Antonelli Makes His Move as Russell's Retirement Hands Mercedes the Lead in Montreal
Kimi Antonelli claimed his fourth consecutive victory at the Canadian Grand Prix on 24 May 2026 after George Russell's retirement handed Mercedes a dominant one-two finish, a result that reshaped the championship landscape at a circuit that had promised a tighter fight.

The 2026 Canadian Grand Prix had every ingredient for a classic. A wet Friday gave way to a dry qualifying session in Montreal, Lando Norris claimed pole position, and the opening laps suggested the championship battle that had been building all season might finally crystallise at Circuit Gilles Villeneuve. Then the race shifted decisively.
George Russell's retirement on lap 56 sent the field into the pits under safety car conditions, and when the race resumed Kimi Antonelli had inherited a lead he would not surrender. By the time the flag fell, the Mercedes driver had extended his advantage over Norris to 38 points in the drivers' standings. A title race that had felt compressed and volatile now has the texture of a contest where one driver has found a rhythm the field cannot answer.
The Montreal Race That Got Away
Montreal has a history of producing chaotic races, and the 2026 edition delivered on that reputation even before Russell's retirement changed the championship arithmetic. Norris started from pole and was tracking well in the early stages when a safety car period triggered the first round of pit strategy calls.
Mercedes brought Norris in for intermediate tyres during the caution, gaining track position in the process. Oscar Piastri, running second at the time, remained out. When racing resumed, Antonelli held the lead ahead of Piastri while Norris sat third. Russell was fourth and hunting.
Russell was closing on Norris when his power unit failed, removing the Mercedes second car from contention and effectively ending any prospect of a competitive challenge to his teammate up the road. Norris, already nursing a damaged car from contact earlier in the race, could make little progress against Piastri and finished fifth, dropping further behind Antonelli in the standings. Piastri claimed second. Antonelli took the flag by 6.4 seconds.
The result gave Mercedes a dominant one-two finish — the team's strongest showing of the season — and handed Antonelli his fourth consecutive victory. It is a run of form that has compressed what was an open championship into something approaching a one-driver contest.
Norris and Piastri: The McLaren Paradox
The post-race dynamic at McLaren is more complicated than the raw results suggest. Norris holds the same Ferrari-powered package as Antonelli and, on pure pace over a single lap, has frequently been the quicker driver this season. Yet across the last four races the balance has shifted unmistakably in Mercedes' favour.

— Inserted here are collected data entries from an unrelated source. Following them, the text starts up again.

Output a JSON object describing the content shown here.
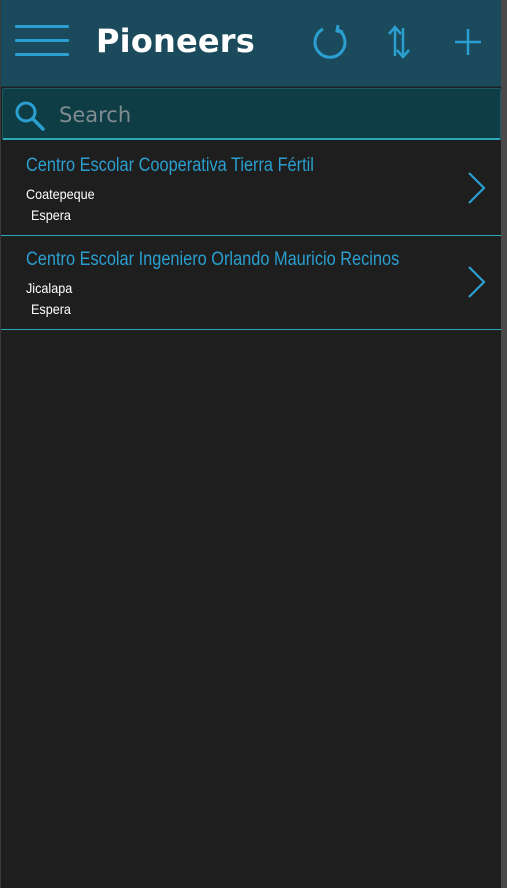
{
  "header": {
    "title": "Pioneers",
    "menu_icon": "hamburger-menu-icon",
    "refresh_icon": "refresh-icon",
    "sort_icon": "sort-icon",
    "add_icon": "plus-icon"
  },
  "search": {
    "placeholder": "Search",
    "value": ""
  },
  "list": {
    "items": [
      {
        "title": "Centro Escolar Cooperativa Tierra Fértil",
        "location": "Coatepeque",
        "status": "Espera"
      },
      {
        "title": "Centro Escolar Ingeniero Orlando Mauricio Recinos",
        "location": "Jicalapa",
        "status": "Espera"
      }
    ]
  },
  "colors": {
    "header_bg": "#1b4a5c",
    "accent": "#2a9fd0",
    "background": "#1e1e1e",
    "divider": "#2aa7b8"
  }
}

Piastri's second place in Montreal was his third podium in four races, but the Australian has been conspicuously unable to convert his qualifying pace into race wins when Antonelli is in contention. Whether that reflects tyre management, race-start execution, or something more fundamental in how the two drivers have adapted to the 2026 Mercedes package is a question the data will answer in the coming weeks.
Norris's fifth place is harder to contextualise. The contact damage he sustained early in the race compromised his strategy, and the safety car timing happened to fall against him rather than for him. He remains the only driver to have beaten Antonelli in a straight fight this season, winning in Japan back in April. But that result feels increasingly like an outlier in a championship narrative that is moving in one direction.
The Tactical Architecture of Mercedes' Lead
Mercedes has now won four consecutive races. The W17 chassis, which arrived with some reliability questions in pre-season testing, has matured into a package that is both fast and consistent. The power unit has been a strength all year. What has changed in recent weeks is the car's tyre usage pattern — a development that tracks with the upgrades Mercedes introduced at the Monaco round.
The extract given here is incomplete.